A Secretaria da Agricultura Familiar do Piauí (SAF) iniciou, nesta semana, os ciclos de imersão com as empresas e organizações da sociedade civil selecionadas para prestar assistência técnica no projeto Piauí Sustentável e Inclusivo (PSI). A atividade começou na quinta (26) e tem como objetivo alinhar metodologias e preparar as equipes que atuarão diretamente com agricultores familiares em diferentes regiões do estado.
De acordo com o superintendente de Projetos Territoriais para o Semiárido da SAF e coordenador do PSI, Jairo Chagas, a iniciativa marca uma etapa estratégica do projeto. “Essas empresas e organizações da sociedade civil vão apoiar as associações e seus respectivos beneficiários na elaboração de planos de adaptação produtiva, voltados para a resiliência climática das famílias, no intuito de produzir alimentos saudáveis e garantir a segurança e geração de renda no campo”, destacou.

O primeiro ciclo de imersão ocorre no município de Amarante e reúne equipes que irão atuar nos territórios Entre Rios, Vale do Sambito e Vale do Guaribas.

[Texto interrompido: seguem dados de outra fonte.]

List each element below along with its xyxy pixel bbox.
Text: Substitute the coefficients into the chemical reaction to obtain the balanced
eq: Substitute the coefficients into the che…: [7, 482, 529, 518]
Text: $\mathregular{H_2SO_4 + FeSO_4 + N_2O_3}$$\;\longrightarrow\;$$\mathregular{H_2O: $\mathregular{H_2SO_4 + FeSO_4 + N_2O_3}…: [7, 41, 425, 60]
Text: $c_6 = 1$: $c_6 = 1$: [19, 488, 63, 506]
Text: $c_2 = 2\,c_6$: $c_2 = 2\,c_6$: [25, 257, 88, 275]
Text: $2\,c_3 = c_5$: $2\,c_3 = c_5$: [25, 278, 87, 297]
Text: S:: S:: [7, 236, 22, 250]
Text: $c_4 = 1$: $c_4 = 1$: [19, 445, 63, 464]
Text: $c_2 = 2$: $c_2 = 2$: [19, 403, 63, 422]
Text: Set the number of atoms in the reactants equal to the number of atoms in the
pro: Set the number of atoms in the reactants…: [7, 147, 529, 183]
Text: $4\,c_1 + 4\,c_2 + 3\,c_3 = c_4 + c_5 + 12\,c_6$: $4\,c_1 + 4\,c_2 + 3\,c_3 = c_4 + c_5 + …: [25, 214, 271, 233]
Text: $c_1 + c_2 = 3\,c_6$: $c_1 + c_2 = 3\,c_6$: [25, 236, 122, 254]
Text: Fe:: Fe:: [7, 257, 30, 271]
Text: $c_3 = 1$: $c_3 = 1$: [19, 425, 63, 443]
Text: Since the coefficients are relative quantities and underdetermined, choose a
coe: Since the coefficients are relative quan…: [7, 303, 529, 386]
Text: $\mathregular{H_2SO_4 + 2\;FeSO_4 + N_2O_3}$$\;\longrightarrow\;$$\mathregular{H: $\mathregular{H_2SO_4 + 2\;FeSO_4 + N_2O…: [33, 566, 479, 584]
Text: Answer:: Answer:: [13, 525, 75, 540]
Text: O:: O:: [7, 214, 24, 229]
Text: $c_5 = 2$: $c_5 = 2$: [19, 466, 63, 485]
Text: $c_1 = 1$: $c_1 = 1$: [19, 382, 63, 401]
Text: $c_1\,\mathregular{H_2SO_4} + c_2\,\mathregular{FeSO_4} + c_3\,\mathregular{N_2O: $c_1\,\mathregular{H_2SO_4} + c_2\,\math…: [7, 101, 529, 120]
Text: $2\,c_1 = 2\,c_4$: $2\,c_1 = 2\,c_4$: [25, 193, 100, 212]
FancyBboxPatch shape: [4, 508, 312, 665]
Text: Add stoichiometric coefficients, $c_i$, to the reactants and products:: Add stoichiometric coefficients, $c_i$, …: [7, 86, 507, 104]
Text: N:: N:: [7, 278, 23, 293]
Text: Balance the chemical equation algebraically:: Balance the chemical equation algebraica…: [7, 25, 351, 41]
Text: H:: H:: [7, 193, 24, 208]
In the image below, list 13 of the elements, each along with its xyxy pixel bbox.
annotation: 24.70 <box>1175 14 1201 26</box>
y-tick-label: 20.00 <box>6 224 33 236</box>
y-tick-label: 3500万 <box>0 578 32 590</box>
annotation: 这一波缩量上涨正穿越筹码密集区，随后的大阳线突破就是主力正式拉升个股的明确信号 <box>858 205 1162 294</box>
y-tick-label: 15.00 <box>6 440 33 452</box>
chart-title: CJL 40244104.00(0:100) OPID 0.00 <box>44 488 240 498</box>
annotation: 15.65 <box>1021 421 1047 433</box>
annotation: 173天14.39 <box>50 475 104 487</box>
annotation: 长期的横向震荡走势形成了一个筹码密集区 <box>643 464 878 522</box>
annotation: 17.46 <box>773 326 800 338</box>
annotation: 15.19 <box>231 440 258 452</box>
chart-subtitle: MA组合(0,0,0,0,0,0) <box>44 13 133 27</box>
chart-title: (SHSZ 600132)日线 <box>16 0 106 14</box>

Durante seis dias, os participantes discutem conceitos de assistência técnica, metodologias de abordagem e os instrumentos necessários para a execução dos serviços, além de contribuir para a consolidação de um manual que orientará as ações do projeto.
Segundo Jairo Chagas, o documento será fundamental para padronizar a atuação da SAF. “A ideia é ter uma metodologia única de assistência técnica que permita comparação, monitoramento e avaliação desses serviços no campo”, afirmou. O segundo ciclo está previsto para ocorrer entre os dias 6 e 12 de abril, em Oeiras, contemplando outros quatro territórios de desenvolvimento.

Ao todo, o projeto prevê a elaboração de planos de adaptação produtiva para 217 associações, alcançando mais de 8 mil famílias em sete territórios piauienses. As ações envolvem desde a produção de alimentos e criação de animais adaptados ao semiárido até práticas agroecológicas, conservação ambiental e estratégias de comercialização.
O investimento em assistência técnica no âmbito do PSI ultrapassa R$ 66 milhões, com execução prevista para três anos. Para o superintendente, o diferencial está na valorização do conhecimento local. “Não é só a empresa de assistência técnica ou o Estado que detêm o conhecimento sobre a convivência com o semiárido, mas também o saber das famílias que já vivem nessa realidade e têm encontrado soluções para produzir e ter qualidade de vida”, ressaltou.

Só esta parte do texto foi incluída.